Foreign trade witnessed a more than expected decline, both at the level of exports and imports. China’s exports and imports fell on an annual basis by more than 10 percent last July, and the decline came as a result of weak domestic and external demand. Trade data for Asian tigers, such as South Korea, indicate a significant decline in their exports to China. On the other hand, the tension in trade relations with the United States and the sanctions it imposes, especially in the fields of technology, added more pressure on China’s foreign trade. And Chinese exports fell sharply to the United States and the European Union, more than the rest of its trading partners. On the other hand, more Western investors are showing a tendency to transfer their production chains to other countries, which will negatively affect foreign investments in China and its foreign trade.

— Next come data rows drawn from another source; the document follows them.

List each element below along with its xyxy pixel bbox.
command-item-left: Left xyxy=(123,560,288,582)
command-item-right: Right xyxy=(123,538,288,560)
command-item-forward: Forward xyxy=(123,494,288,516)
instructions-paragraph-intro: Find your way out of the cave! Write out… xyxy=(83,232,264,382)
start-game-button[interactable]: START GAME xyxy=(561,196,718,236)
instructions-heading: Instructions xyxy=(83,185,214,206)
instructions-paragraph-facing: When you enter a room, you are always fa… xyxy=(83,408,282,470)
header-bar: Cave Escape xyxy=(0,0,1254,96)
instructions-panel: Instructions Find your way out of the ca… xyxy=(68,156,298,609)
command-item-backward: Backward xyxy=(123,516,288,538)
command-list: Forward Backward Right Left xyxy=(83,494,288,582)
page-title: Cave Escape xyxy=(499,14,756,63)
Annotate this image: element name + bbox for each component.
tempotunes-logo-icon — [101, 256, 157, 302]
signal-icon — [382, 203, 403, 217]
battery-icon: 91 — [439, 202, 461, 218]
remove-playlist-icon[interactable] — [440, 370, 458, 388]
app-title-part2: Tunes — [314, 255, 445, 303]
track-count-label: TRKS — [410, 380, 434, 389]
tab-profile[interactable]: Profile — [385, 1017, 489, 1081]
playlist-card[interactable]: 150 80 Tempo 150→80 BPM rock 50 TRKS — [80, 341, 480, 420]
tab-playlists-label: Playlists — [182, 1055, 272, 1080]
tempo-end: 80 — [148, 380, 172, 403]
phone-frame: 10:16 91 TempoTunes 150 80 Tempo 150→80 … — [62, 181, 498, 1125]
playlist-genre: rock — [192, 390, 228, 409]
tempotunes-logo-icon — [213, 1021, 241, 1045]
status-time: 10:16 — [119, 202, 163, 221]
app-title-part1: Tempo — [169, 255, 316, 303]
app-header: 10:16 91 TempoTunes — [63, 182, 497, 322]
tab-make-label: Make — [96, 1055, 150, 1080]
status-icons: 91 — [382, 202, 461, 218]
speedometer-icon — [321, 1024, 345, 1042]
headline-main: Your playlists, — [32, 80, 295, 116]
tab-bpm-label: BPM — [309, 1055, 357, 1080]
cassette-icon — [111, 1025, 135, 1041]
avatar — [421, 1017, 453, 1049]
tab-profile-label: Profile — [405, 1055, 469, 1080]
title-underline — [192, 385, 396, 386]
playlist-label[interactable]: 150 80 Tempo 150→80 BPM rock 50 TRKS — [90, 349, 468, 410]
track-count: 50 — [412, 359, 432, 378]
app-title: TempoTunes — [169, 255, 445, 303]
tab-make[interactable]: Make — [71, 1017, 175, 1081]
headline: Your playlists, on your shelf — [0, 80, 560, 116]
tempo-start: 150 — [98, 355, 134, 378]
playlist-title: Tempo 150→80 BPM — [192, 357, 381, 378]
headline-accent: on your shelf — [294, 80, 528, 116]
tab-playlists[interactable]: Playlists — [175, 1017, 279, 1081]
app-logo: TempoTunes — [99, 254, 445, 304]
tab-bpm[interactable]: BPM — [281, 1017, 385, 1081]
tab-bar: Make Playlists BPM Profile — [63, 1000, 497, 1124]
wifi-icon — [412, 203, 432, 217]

The world is very interested in what is happening in China, as it acts as an important locomotive of global economic activity, as it is the second largest economy with a gross domestic product estimated at regarding $18 trillion in 2022. It is also the largest exporter in the world and the second importer. China is of particular importance to developing countries, as it is at the forefront of importers of raw materials, including oil. China is on the list of oil importers in the world with more than ten million barrels per day. The rapid growth of its consumption contributed to the stimulation of oil prices during the past years. That is why its economic developments play an important role in determining the prices of oil and other raw materials, and may be the most prominent at the global level.

Despite the many challenges facing the Chinese economy, it is expected to achieve growth this year of 5 percent, which is high by the standards of other countries, but it is low compared to China’s historical growth rates. Countries with successful economic models usually grow at high rates at the beginning of their renaissance. These rates are declining over time due to the decline in development returns from infrastructure and human development projects. After countries achieve certain levels of income, it becomes difficult to maintain high growth rates. That is why many countries enter into the so-called middle-income trap, and they need reforms and economic policies that stimulate productivity, efficiency, and technical development.

* Quoted from Al-Eqtisadiah newspaper.